La Sala al respecto, en auto de 4 de agosto de 2008, exp. 2005-00791, recordó que “[e]n este sentido se ha pronunciado la Corte al señalar que ‘…son diferentes la condena en costas y la de perjuicios, por lo que no le es dable a la parte beneficiada con ellas, involucrar en la liquidación de perjuicios, aspectos propios de la de costas, como es el caso del reconocimiento de gastos judiciales y de abogado o agencias en derecho, los que deben concretarse en la forma y por el procedimiento establecido en el artículo 393 del C. de P.C.’, por lo que concluyó que ‘no pueden reconocerse los perjuicios reclamados por la apoderada de los demandados en revisión, toda vez que se refiere a honorarios de abogado pagados por ellos convencionalmente y a gastos judiciales, los cuales no pueden incluirse en el rubro de perjuicios…’ (Auto de 7 de abril de 2000, expediente 7215)”. 4.- Para los efectos que interesan en este asunto se tienen como probados los siguientes hechos: a.-) Que el accionado fue Sebastián Eiriksson Nieto y la intervención de Margarita Ivonne Nieto se hizo en su calidad de madre, por ser aquel menor para la época en que se adelantó el recurso de revisión. b.-) Que en la sentencia que lo declaró infundado se señalaron las agencias en derecho reconocidas en favor del vencedor (folio 388). c.-) Que la Secretaría realizó la liquidación de costas, incluyendo como única partida la anterior, sin que fuera objetada y que se aprobó por auto de 13 de septiembre de 2011 (folios 394 a 396). 5.- No es viable lo pretendido, por las razones que pasan a mencionarse: a.-) La solicitud de los perjuicios patrimoniales se refieren a los ocasionados “a la señora Nieto Pulgarín”, quien no era parte sino representante del opositor, sin que se señale como afectado éste de manera directa o indirecta. b.-) De pasar por alto tal irregularidad, tanto los honorarios, como los desembolsos realizados para el desplazamiento de los citados y su apoderada, la obtención de copias, diligencias notariales e importes de correo, forman parte de las costas procesales y no son susceptibles de apreciación por esta vía incidental.

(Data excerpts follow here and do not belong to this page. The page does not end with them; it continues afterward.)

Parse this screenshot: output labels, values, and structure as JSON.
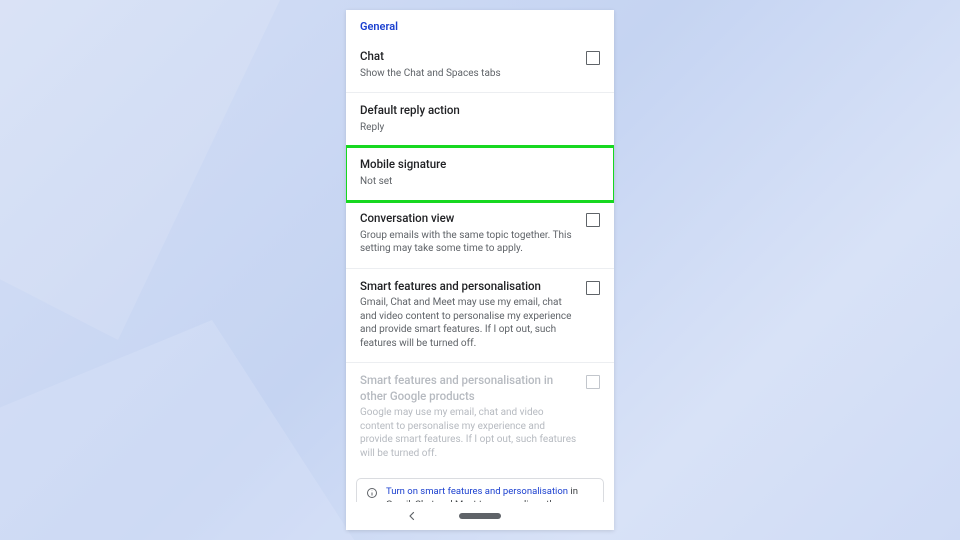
{
  "header": {
    "title": "General"
  },
  "rows": {
    "chat": {
      "title": "Chat",
      "sub": "Show the Chat and Spaces tabs"
    },
    "reply": {
      "title": "Default reply action",
      "sub": "Reply"
    },
    "signature": {
      "title": "Mobile signature",
      "sub": "Not set"
    },
    "conv": {
      "title": "Conversation view",
      "sub": "Group emails with the same topic together. This setting may take some time to apply."
    },
    "smart": {
      "title": "Smart features and personalisation",
      "sub": "Gmail, Chat and Meet may use my email, chat and video content to personalise my experience and provide smart features. If I opt out, such features will be turned off."
    },
    "smart2": {
      "title": "Smart features and personalisation in other Google products",
      "sub": "Google may use my email, chat and video content to personalise my experience and provide smart features. If I opt out, such features will be turned off."
    }
  },
  "notice": {
    "link": "Turn on smart features and personalisation",
    "rest": " in Gmail, Chat and Meet to personalise other Google products"
  }
}
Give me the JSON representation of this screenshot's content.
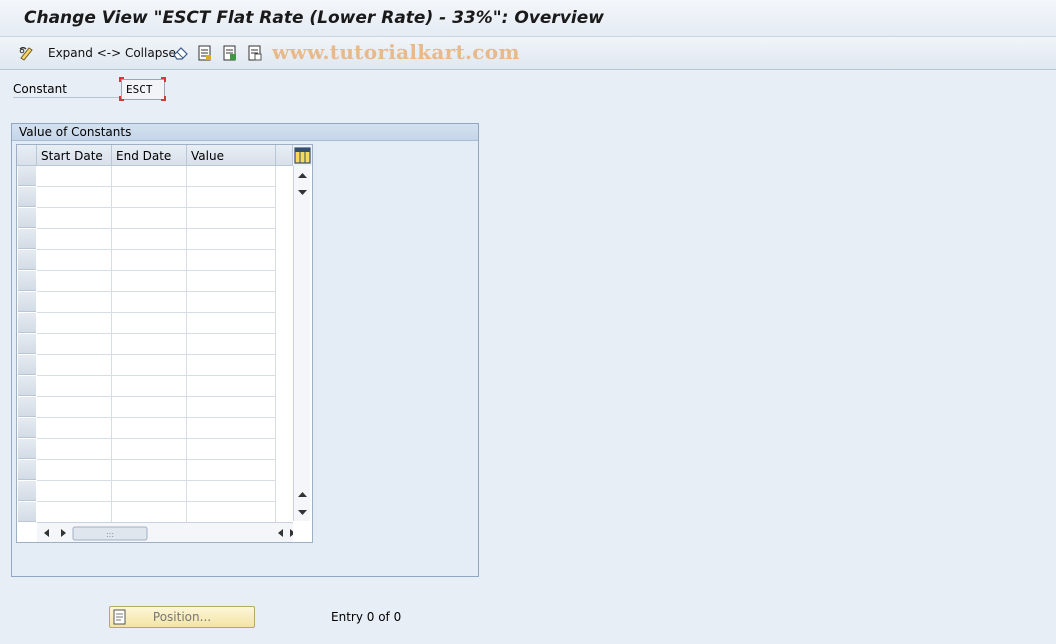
{
  "window": {
    "title": "Change View \"ESCT Flat Rate (Lower Rate) - 33%\": Overview"
  },
  "toolbar": {
    "expand_collapse_label": "Expand <-> Collapse",
    "watermark": "www.tutorialkart.com",
    "icons": [
      "pencil-glasses-icon",
      "eraser-icon",
      "details-icon",
      "select-all-icon",
      "deselect-all-icon"
    ]
  },
  "constant": {
    "label": "Constant",
    "value": "ESCT"
  },
  "group": {
    "title": "Value of Constants"
  },
  "table": {
    "columns": [
      "Start Date",
      "End Date",
      "Value"
    ],
    "row_count": 17,
    "rows": []
  },
  "footer": {
    "position_button_label": "Position...",
    "entry_text": "Entry 0 of 0"
  },
  "colors": {
    "background": "#e8eef5",
    "group_border": "#8fa7c3",
    "focus_corners": "#d23a3a",
    "watermark": "#e8b98a"
  }
}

Ni siquiera se constituye en el escenario propicio para tratar de revivir una oportunidad vencida, al no soportarlos cuando se sufragaron y por tal razón no tenerse en cuenta en el momento pertinente. c.-) En cuanto a los perjuicios morales ocasionados a Sebastián Eiriksson Nieto, no se solicitaron medios de prueba de su causación, sin que se observe que el accionante, al promover la censura extraordinaria, le generó un traumatismo diferente al derivado del proceso de impugnación que no logró afectar la relación paterno filial existente.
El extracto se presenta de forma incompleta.